Здесь, почти в конце листа, рукопись обрывалась. Джо взял лист и минуту с удивлением всматривался в него.
— Что ты там увидел? — спросил Паркер. Алекс молча протянул ему исписанную страницу, и они вместе вполголоса прочитали ее.
— Тебе что-нибудь говорит это, Джо?
— Я так думаю, никто уже никогда не узнает, что хотел написать генерал Сомервилль…
— То есть ты хочешь сказать, что Снайдер может быть доволен смертью хозяина Мандалай-хауз?

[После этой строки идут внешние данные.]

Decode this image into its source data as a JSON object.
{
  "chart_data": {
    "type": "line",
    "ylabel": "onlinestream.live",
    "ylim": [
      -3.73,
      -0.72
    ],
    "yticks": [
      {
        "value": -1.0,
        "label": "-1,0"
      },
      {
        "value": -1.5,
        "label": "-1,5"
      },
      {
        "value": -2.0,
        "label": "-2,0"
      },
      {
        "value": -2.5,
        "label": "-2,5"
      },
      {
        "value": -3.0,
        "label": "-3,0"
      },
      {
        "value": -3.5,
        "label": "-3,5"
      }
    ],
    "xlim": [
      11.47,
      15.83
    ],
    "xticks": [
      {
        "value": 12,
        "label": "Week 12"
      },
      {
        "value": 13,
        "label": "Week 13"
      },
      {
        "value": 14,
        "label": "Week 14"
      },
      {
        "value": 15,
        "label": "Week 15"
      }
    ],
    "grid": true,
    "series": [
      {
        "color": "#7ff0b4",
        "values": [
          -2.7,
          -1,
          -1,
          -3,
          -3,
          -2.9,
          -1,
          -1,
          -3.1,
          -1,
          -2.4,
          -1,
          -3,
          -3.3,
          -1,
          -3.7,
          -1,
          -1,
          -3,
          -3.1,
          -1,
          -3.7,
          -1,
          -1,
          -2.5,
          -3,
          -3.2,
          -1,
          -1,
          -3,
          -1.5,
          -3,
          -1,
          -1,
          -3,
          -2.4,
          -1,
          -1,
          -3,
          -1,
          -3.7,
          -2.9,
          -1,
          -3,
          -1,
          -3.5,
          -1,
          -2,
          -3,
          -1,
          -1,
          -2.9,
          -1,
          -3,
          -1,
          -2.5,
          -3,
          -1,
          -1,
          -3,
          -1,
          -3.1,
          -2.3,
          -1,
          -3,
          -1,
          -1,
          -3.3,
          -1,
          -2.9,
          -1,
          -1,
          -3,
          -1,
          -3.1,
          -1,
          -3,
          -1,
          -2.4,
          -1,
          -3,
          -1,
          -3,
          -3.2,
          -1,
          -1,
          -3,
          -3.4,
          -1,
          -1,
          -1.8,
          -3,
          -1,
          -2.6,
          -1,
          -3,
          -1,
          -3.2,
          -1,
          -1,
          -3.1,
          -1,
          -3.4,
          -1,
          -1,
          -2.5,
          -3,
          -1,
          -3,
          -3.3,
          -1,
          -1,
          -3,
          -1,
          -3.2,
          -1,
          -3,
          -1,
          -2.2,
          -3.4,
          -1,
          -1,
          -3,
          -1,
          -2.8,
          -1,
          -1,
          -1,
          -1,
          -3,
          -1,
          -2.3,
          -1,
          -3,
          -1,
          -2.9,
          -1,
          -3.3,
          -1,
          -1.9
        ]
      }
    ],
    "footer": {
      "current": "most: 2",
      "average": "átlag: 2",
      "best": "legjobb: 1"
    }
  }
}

— Может быть доволен? Полагаю, он должен быть счастлив, — лицо Джо было серьезным и сосредоточенным. — На его месте я до конца жизни благодарил бы провидение за такое необыкновенное стечение обстоятельств. Вчера я слышал разговор об этой скульптуре, — он показал пальцем на лежавшую на столе фотографию, — и должен тебе сказать, что, по моему мнению, старикан был абсолютно, неоспоримо прав. Я не эксперт, но точно знаю, в чем заключается ошибка Снайдера.
— Гм… А Снайдер знал, что генерал намерен разоблачить его ошибку?
— Да. Сомервилль не скрывал этого. Сказал, что сегодня же и будет писать об его ошибке. Потому-то Мерил должна была принести ему фотографии.
— Значит, знал, гм… — заместитель начальника уголовного отдела потряс головой.
— Меня интересует нечто иное. — Джо показал на строчку в конце текста. — Что это значит: «нет, не могу…»?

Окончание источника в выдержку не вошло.